Campaign group urges council to give greater protection to green space

Daubeney Gardens. Photograph: Daubeney Fields Forever.

A campaign group has urged the council to give greater protection to green space in its new local plan.

Daubeney Fields Forever, which has previously clashed with the Town Hall over the community garden which it runs on Daubeney Road in Homerton, has voiced its concerns over the absence of a key passage in new local plan LP33.

The paragraph, which is found in national planning guidleines but has been left out of Hackney’s blueprint, enables communities to identify and protect from development patches of open land that are important to them.

Though the council has countered that the powers for community designation have not been removed, as they still exist at a national rather than a local level, the group remains concerned that planning committees will find it easier to dismiss community wishes under the new scheme.

Daubeney Fields Forever chair Gerry Tissier said: “Many neighbourhoods hold local green spaces dear because of their beauty, tranquility, richness of
wildlife, historical significance or recreational value.

“National planning policy allows communities a way to ensure these breathing spaces are not built over and lost. Designating them as local green spaces then gives them protection equivalent to green belt land.

The claim that policy on designated green space does not need to be included in the Local Plan because it is included in the national planning policy framework (NPPF) is disingenuous.

In any planning application the NPPF is a material consideration, but the weight to be given to it is a matter for the planning committee. It can therefore give it little or no weight.”
Tissier went on to welcome the council’s support for new food-growing schemes, with LP33 recognising that community gardens and green spaces benefit residents both physically and mentally.

Submitted to the Planning Inspectorate on 23 January, LP33 will be the council’s key strategic planning document aiming to co-ordinate development across Hackney through to 2033.
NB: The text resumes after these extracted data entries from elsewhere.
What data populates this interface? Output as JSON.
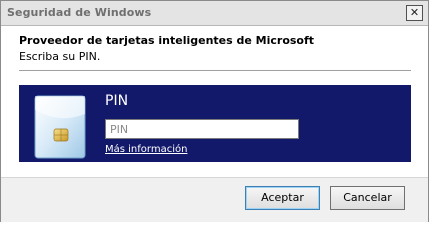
{
  "window": {
    "title": "Seguridad de Windows",
    "close_glyph": "✕"
  },
  "header": {
    "title": "Proveedor de tarjetas inteligentes de Microsoft",
    "subtitle": "Escriba su PIN."
  },
  "credential_tile": {
    "label": "PIN",
    "pin_placeholder": "PIN",
    "pin_value": "",
    "more_info_link": "Más información",
    "icon": "smart-card-icon",
    "background_color": "#13196a"
  },
  "buttons": {
    "ok": "Aceptar",
    "cancel": "Cancelar"
  }
}
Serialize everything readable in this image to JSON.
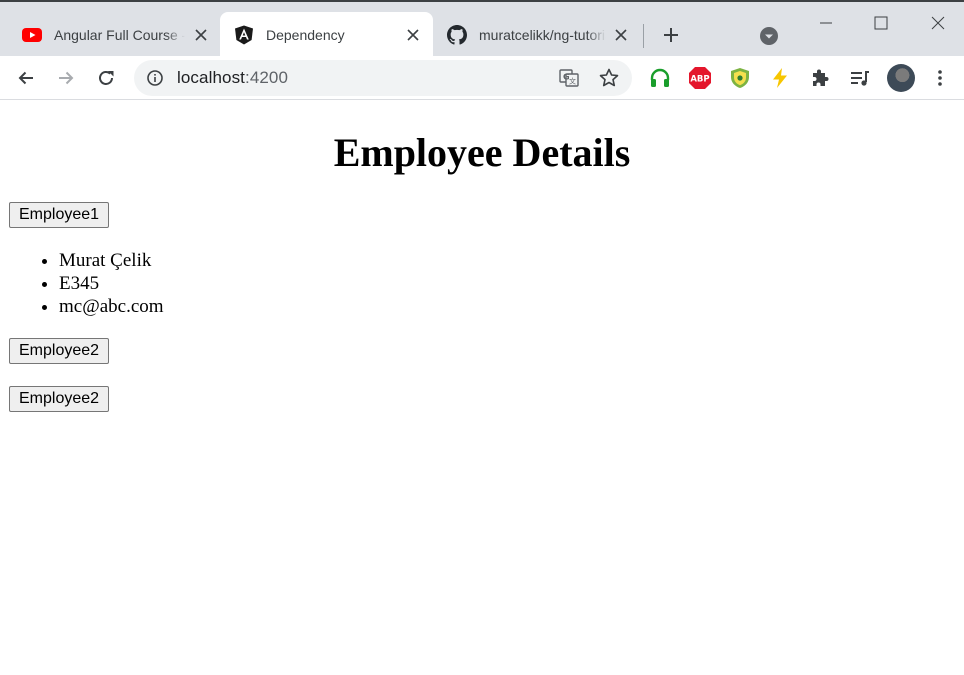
{
  "browser": {
    "tabs": [
      {
        "title": "Angular Full Course - L",
        "favicon": "youtube-icon",
        "active": false
      },
      {
        "title": "Dependency",
        "favicon": "angular-icon",
        "active": true
      },
      {
        "title": "muratcelikk/ng-tutoria",
        "favicon": "github-icon",
        "active": false
      }
    ],
    "address": {
      "host": "localhost",
      "port": ":4200"
    }
  },
  "page": {
    "heading": "Employee Details",
    "buttons": {
      "employee1": "Employee1",
      "employee2_first": "Employee2",
      "employee2_second": "Employee2"
    },
    "employee_list": [
      "Murat Çelik",
      "E345",
      "mc@abc.com"
    ]
  },
  "colors": {
    "tabstrip": "#dee1e6",
    "omnibox": "#f1f3f4",
    "youtube": "#ff0000",
    "abp": "#e4162c",
    "headphones": "#1a9e2c",
    "bolt": "#f7c600"
  }
}
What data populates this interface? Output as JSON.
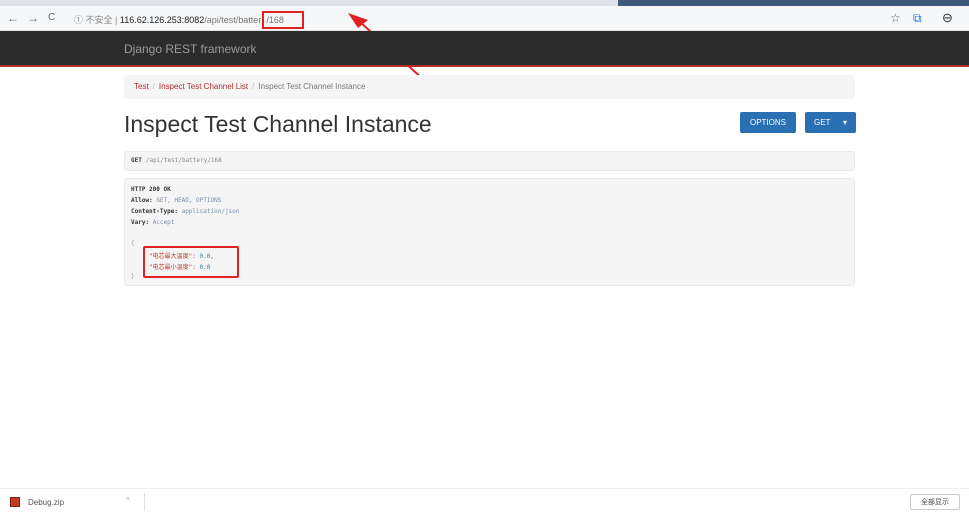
{
  "browser": {
    "nav": {
      "back": "←",
      "forward": "→",
      "reload": "C"
    },
    "url": {
      "insecure_label": "① 不安全 |",
      "host": "116.62.126.253:8082",
      "path": "/api/test/batter",
      "highlighted_id": "/168"
    },
    "icons": {
      "bookmark": "☆",
      "translate": "⧉",
      "profile": "⊖"
    }
  },
  "navbar": {
    "brand": "Django REST framework"
  },
  "breadcrumb": {
    "items": [
      {
        "label": "Test"
      },
      {
        "label": "Inspect Test Channel List"
      },
      {
        "label": "Inspect Test Channel Instance"
      }
    ]
  },
  "page": {
    "title": "Inspect Test Channel Instance"
  },
  "buttons": {
    "options": "OPTIONS",
    "get": "GET",
    "get_caret": "▾"
  },
  "request": {
    "method": "GET",
    "path": "/api/test/battery/168"
  },
  "response": {
    "status": "HTTP 200 OK",
    "headers": [
      {
        "key": "Allow:",
        "value": "GET, HEAD, OPTIONS"
      },
      {
        "key": "Content-Type:",
        "value": "application/json"
      },
      {
        "key": "Vary:",
        "value": "Accept"
      }
    ],
    "open_brace": "{",
    "close_brace": "}",
    "body": [
      {
        "key": "\"电芯最大温度\":",
        "value": "0.0,"
      },
      {
        "key": "\"电芯最小温度\":",
        "value": "0.0"
      }
    ]
  },
  "downloads": {
    "file": "Debug.zip",
    "caret": "^",
    "show_all": "全部显示"
  },
  "colors": {
    "navbar": "#2c2c2c",
    "accent": "#b22c2c",
    "button": "#2a6fb2",
    "annotation": "#e02222"
  }
}
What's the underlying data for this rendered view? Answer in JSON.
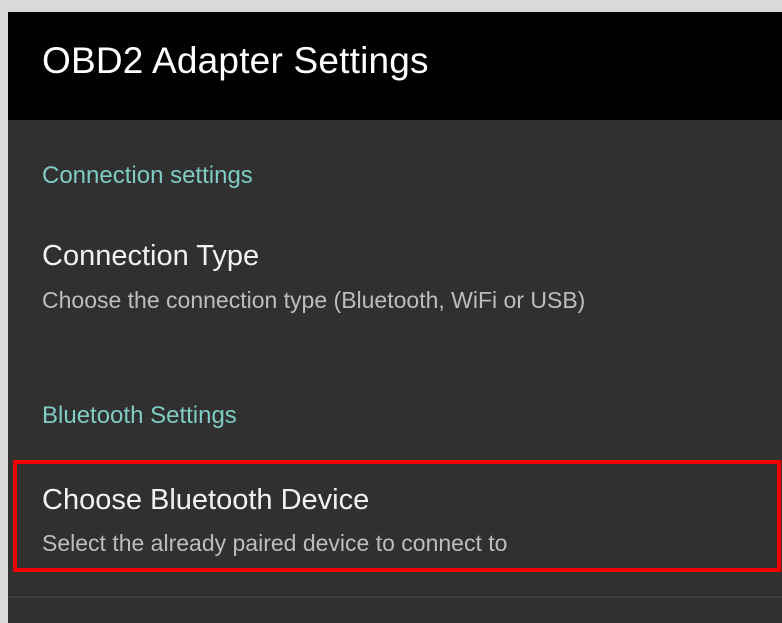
{
  "appbar": {
    "title": "OBD2 Adapter Settings"
  },
  "categories": {
    "connection": "Connection settings",
    "bluetooth": "Bluetooth Settings"
  },
  "preferences": {
    "connection_type": {
      "title": "Connection Type",
      "summary": "Choose the connection type (Bluetooth, WiFi or USB)"
    },
    "bluetooth_device": {
      "title": "Choose Bluetooth Device",
      "summary": "Select the already paired device to connect to",
      "highlighted": true
    }
  },
  "colors": {
    "accent": "#80cbc4",
    "background": "#303030",
    "appbar": "#000000",
    "highlight_border": "#ee0000"
  }
}
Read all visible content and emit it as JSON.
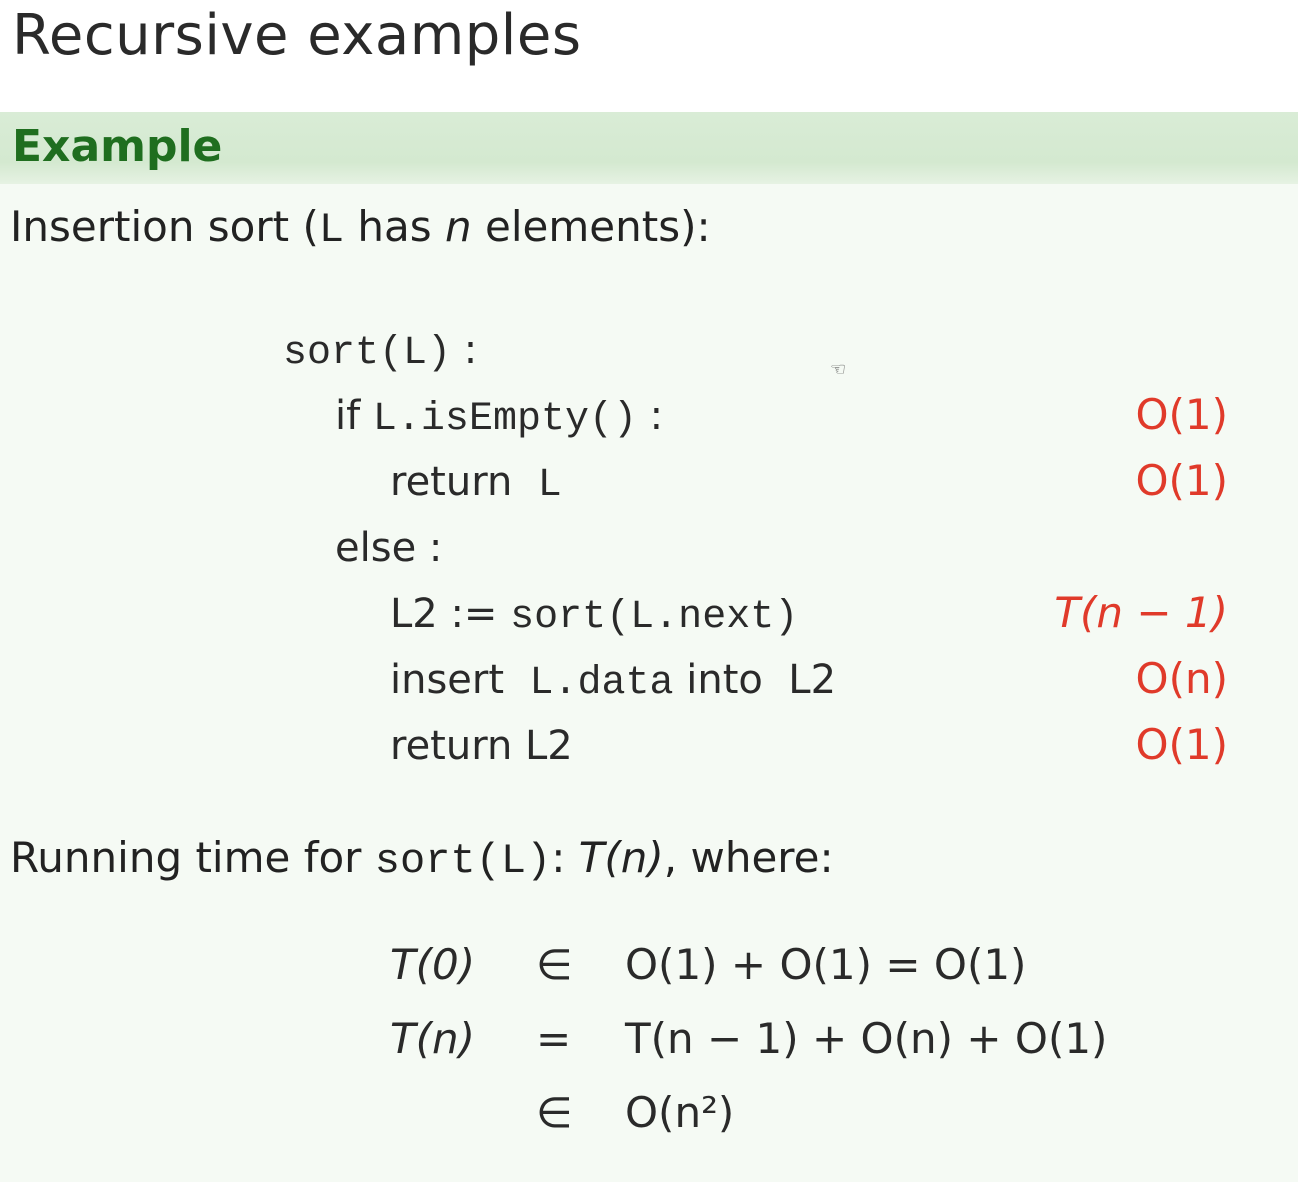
{
  "slide": {
    "title": "Recursive examples",
    "block_title": "Example",
    "intro": {
      "prefix": "Insertion sort (",
      "list_var": "L",
      "has": " has ",
      "n": "n",
      "suffix": " elements):"
    },
    "code": [
      {
        "id": "line1",
        "parts": [
          {
            "t": "sort(L)",
            "mono": true
          },
          {
            "t": " :"
          }
        ],
        "cost": ""
      },
      {
        "id": "line2",
        "parts": [
          {
            "t": "if "
          },
          {
            "t": "L.isEmpty()",
            "mono": true
          },
          {
            "t": " :"
          }
        ],
        "cost": "O(1)"
      },
      {
        "id": "line3",
        "parts": [
          {
            "t": "return  "
          },
          {
            "t": "L",
            "mono": true
          }
        ],
        "cost": "O(1)"
      },
      {
        "id": "line4",
        "parts": [
          {
            "t": "else :"
          }
        ],
        "cost": ""
      },
      {
        "id": "line5",
        "parts": [
          {
            "t": "L2 := "
          },
          {
            "t": "sort(L.next)",
            "mono": true
          }
        ],
        "cost": "T(n − 1)"
      },
      {
        "id": "line6",
        "parts": [
          {
            "t": "insert  "
          },
          {
            "t": "L.data",
            "mono": true
          },
          {
            "t": " into  L2"
          }
        ],
        "cost": "O(n)"
      },
      {
        "id": "line7",
        "parts": [
          {
            "t": "return L2"
          }
        ],
        "cost": "O(1)"
      }
    ],
    "running_time": {
      "prefix": "Running time for ",
      "call": "sort(L)",
      "colon": ": ",
      "func": "T(n)",
      "suffix": ", where:"
    },
    "equations": [
      {
        "lhs": "T(0)",
        "rel": "∈",
        "rhs": "O(1) + O(1) = O(1)"
      },
      {
        "lhs": "T(n)",
        "rel": "=",
        "rhs": "T(n − 1) + O(n) + O(1)"
      },
      {
        "lhs": "",
        "rel": "∈",
        "rhs": "O(n²)"
      }
    ],
    "colors": {
      "block_title": "#1f6e1f",
      "block_header_bg": "#d9ecd6",
      "block_body_bg": "#f5faf4",
      "cost": "#e03a2a"
    }
  }
}
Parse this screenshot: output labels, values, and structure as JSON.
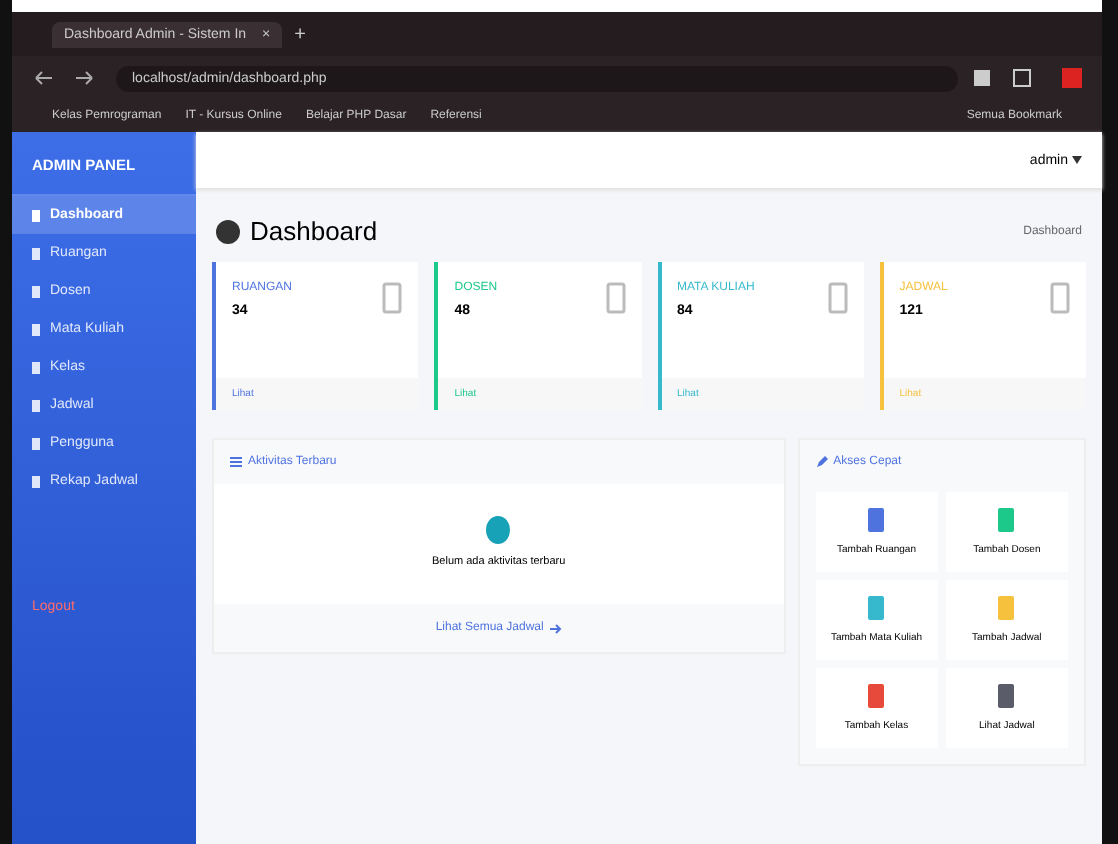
{
  "browser": {
    "tab_title": "Dashboard Admin - Sistem In",
    "close": "×",
    "new_tab": "+",
    "url": "localhost/admin/dashboard.php",
    "bookmarks": [
      "Kelas Pemrograman",
      "IT - Kursus Online",
      "Belajar PHP Dasar",
      "Referensi"
    ],
    "other_bookmarks": "Semua Bookmark"
  },
  "sidebar": {
    "brand": "ADMIN PANEL",
    "items": [
      {
        "label": "Dashboard",
        "selected": true
      },
      {
        "label": "Ruangan",
        "selected": false
      },
      {
        "label": "Dosen",
        "selected": false
      },
      {
        "label": "Mata Kuliah",
        "selected": false
      },
      {
        "label": "Kelas",
        "selected": false
      },
      {
        "label": "Jadwal",
        "selected": false
      },
      {
        "label": "Pengguna",
        "selected": false
      },
      {
        "label": "Rekap Jadwal",
        "selected": false
      }
    ],
    "logout": "Logout"
  },
  "topbar": {
    "user": "admin"
  },
  "page": {
    "title": "Dashboard",
    "breadcrumb": "Dashboard"
  },
  "cards": [
    {
      "label": "RUANGAN",
      "value": "34",
      "link": "Lihat",
      "color": "#4e73df"
    },
    {
      "label": "DOSEN",
      "value": "48",
      "link": "Lihat",
      "color": "#1cc88a"
    },
    {
      "label": "MATA KULIAH",
      "value": "84",
      "link": "Lihat",
      "color": "#36b9cc"
    },
    {
      "label": "JADWAL",
      "value": "121",
      "link": "Lihat",
      "color": "#f6c23e"
    }
  ],
  "activity": {
    "title": "Aktivitas Terbaru",
    "empty": "Belum ada aktivitas terbaru",
    "link": "Lihat Semua Jadwal"
  },
  "quick": {
    "title": "Akses Cepat",
    "items": [
      {
        "label": "Tambah Ruangan",
        "color": "#4e73df"
      },
      {
        "label": "Tambah Dosen",
        "color": "#1cc88a"
      },
      {
        "label": "Tambah Mata Kuliah",
        "color": "#36b9cc"
      },
      {
        "label": "Tambah Jadwal",
        "color": "#f6c23e"
      },
      {
        "label": "Tambah Kelas",
        "color": "#e74a3b"
      },
      {
        "label": "Lihat Jadwal",
        "color": "#5a5c69"
      }
    ]
  }
}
It is understood that local authorities are discouraged by central government from duplicating national planning policy in their own local plans, but that it can be taken into consideration alongside LP33.  

Cllr Feryal Demirci (Lab, Hoxton East & Shoreditch), Hackney Deputy Mayor and cabinet member for health, social care, transport and parks, said: “We recognise the value and importance of all green and open spaces in Hackney, and as a result are one of the greenest boroughs in London.

“We understand the multitude of benefits these spaces bring to our communities, and as well as protecting these spaces are trying to increase their number through various schemes such as Parklets.

“The new Local Plan continues to offer the same strong protection to all open spaces in the borough, whether they are formally designated or not.”